The prophet’s eyes burned and Ber Lusim felt something within him take fire from that fire. ‘But now,’ Shekolni growled, ‘heaven is imminent. Heaven hangs just above our heads, like fruit on the lowest branch of a great tree. Do you cry, because Hifela has walked before you into the next room? Then how absurd your tears become! Hold faith now or Hifela will laugh you to shame when you meet next.’

Such was the force of the words that Ber Lusim saw, as though in life, the face he knew so well staring at him from the heights or depth of some interior space. He nodded, blinking to clear his dazzled eyes.

‘Yes,’ he said. ‘You’re right, Avra. You’re right. What must I do?’

‘I’ve already told you what to do,’ Shekolni said more gently – more like a man to another man, and less like the voice of God or Fate. ‘Enact the last prophecy and take your reward. The reward of God’s most faithful servant.’

The words struck home. It was – almost – all that Ber Lusim had ever wanted.

Rapid footsteps on stone made both men turn. The man who ran into view, full of urgency that bordered on panic, was Lemoi, the youngest of those who’d been foresworn with Ber Lusim and followed him into exile. He stumbled to a halt in front of them, made the sign of the noose to the prophet, but addressed his words to Ber Lusim.

‘Commander, the scouts in the lower levels … The alarm has been raised. There’s a breach!’

‘What kind of a breach?’ Ber Lusim demanded. ‘Speak clearly, Lemoi. Is it Adamites? You’re saying the city authorities have found us?’

‘Not Adamites,’ Lemoi blurted. ‘
Elohim.
It’s an army! They’ve brought an army against us!’

60

 

Diema’s Messengers, with Kennedy and Rush in tow, entered the Gellert caves through a doorway built into the back of a house.

Rush was in the rear as they descended the stairs into the house’s sub-basements. Not all the way to the back, obviously. There were armed Messengers behind him, their guns casually at the ready, and more on either side of him, subtly conveying the suggestion that he was fine so long as he didn’t stop, slow down, take a wrong turning, or look too much like an Adamite.

The house had stayed in
Elohim
hands ever since the city’s medieval heyday, so nothing had been changed. In the lowest cellar there was a hand printing press, which looked like a rack waiting for a customer, and on the wall beside it a massive wooden compositor’s frame, with hundreds of pigeonholes for movable lead type.

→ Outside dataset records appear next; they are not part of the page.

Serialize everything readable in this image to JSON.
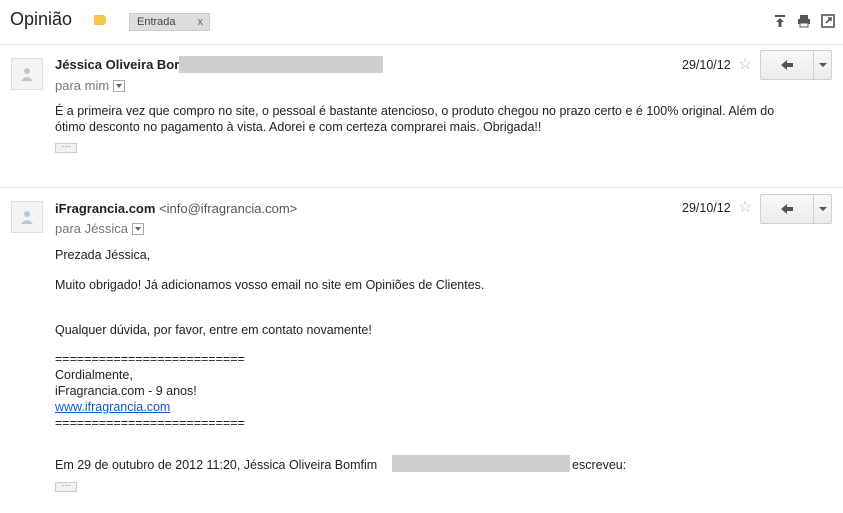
{
  "header": {
    "subject": "Opinião",
    "label_chip": "Entrada",
    "label_close": "x",
    "icons": [
      "expand-all-icon",
      "print-icon",
      "new-window-icon"
    ]
  },
  "messages": [
    {
      "sender": "Jéssica Oliveira Bor",
      "to_label": "para mim",
      "date": "29/10/12",
      "body": [
        "É a primeira vez que compro no site, o pessoal é bastante atencioso, o produto chegou no prazo certo e é 100% original. Além do",
        "ótimo desconto no pagamento à vista. Adorei e com certeza comprarei mais. Obrigada!!"
      ]
    },
    {
      "sender": "iFragrancia.com",
      "email": "<info@ifragrancia.com>",
      "to_label": "para Jéssica",
      "date": "29/10/12",
      "greeting": "Prezada Jéssica,",
      "line1": "Muito obrigado! Já adicionamos vosso email no site em Opiniões de Clientes.",
      "line2": "Qualquer dúvida, por favor, entre em contato novamente!",
      "sig_rule": "==========================",
      "sig1": "Cordialmente,",
      "sig2": "iFragrancia.com - 9 anos!",
      "sig_link": "www.ifragrancia.com",
      "quote_prefix": "Em 29 de outubro de 2012 11:20, Jéssica Oliveira Bomfim",
      "quote_suffix": "escreveu:"
    }
  ],
  "colors": {
    "label_tag": "#f5c84c",
    "link": "#1155cc",
    "redaction": "#cfcfcf"
  }
}
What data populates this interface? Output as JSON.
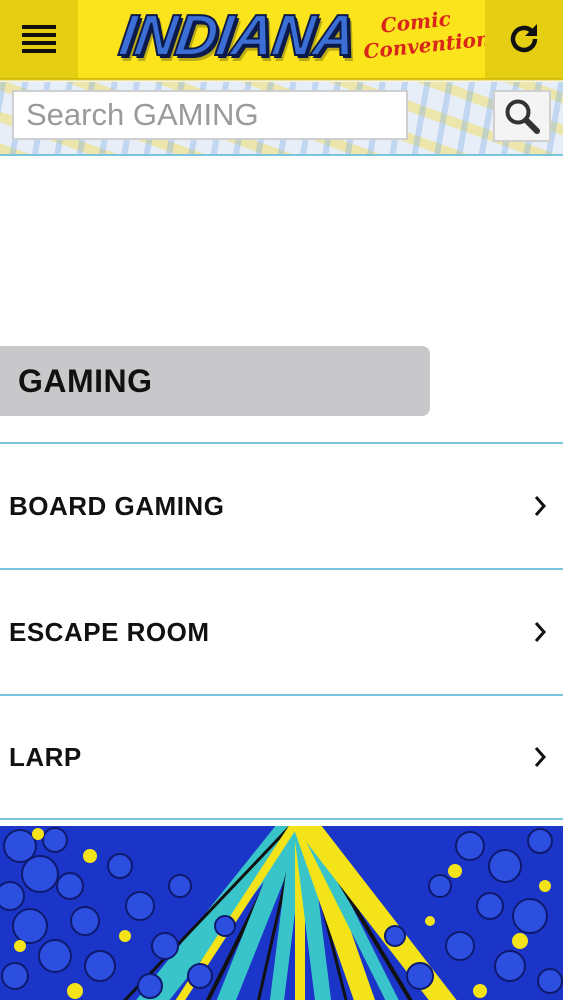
{
  "header": {
    "logo_main": "INDIANA",
    "logo_sub_line1": "Comic",
    "logo_sub_line2": "Convention",
    "menu_icon": "hamburger-menu-icon",
    "refresh_icon": "refresh-icon"
  },
  "search": {
    "placeholder": "Search GAMING",
    "button_icon": "search-icon"
  },
  "section": {
    "title": "GAMING"
  },
  "items": [
    {
      "label": "BOARD GAMING"
    },
    {
      "label": "ESCAPE ROOM"
    },
    {
      "label": "LARP"
    }
  ],
  "colors": {
    "header_yellow": "#fbe41b",
    "header_button": "#e6cf12",
    "divider_blue": "#7cc4dd",
    "section_gray": "#c8c7c9",
    "art_blue": "#1c35c9",
    "art_yellow": "#f5e31a",
    "art_cyan": "#38c4c8"
  }
}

Diema’s Messengers slid the frame aside, with some effort because the iron tracks on which it had been mounted had rusted almost solid in the damp air. As the pale men and women put their drug-boosted backs into it, there was a sound like the bellowing of bulls – and gradually, an inch at a time, the frame was moved aside and the dark tunnel beyond opened itself to their eyes.

Each of Diema’s Messengers wore an AN/PVS autogated night-vision rig that turned midnight into cloudless noon. And each of them had been equipped with the new guns, in both rifle and handgun configurations.

Rush had been given a flashlight and an apple.

On the whole, he was kind of touched by the apple. Unlike the paint-bomb, it was an insult that Diema had put some thought into. She would have had to go out somewhere and buy it, or at the very least pick it up off a plate in passing and save it for him. It did something to help his bruised ego recuperate after the briefing session.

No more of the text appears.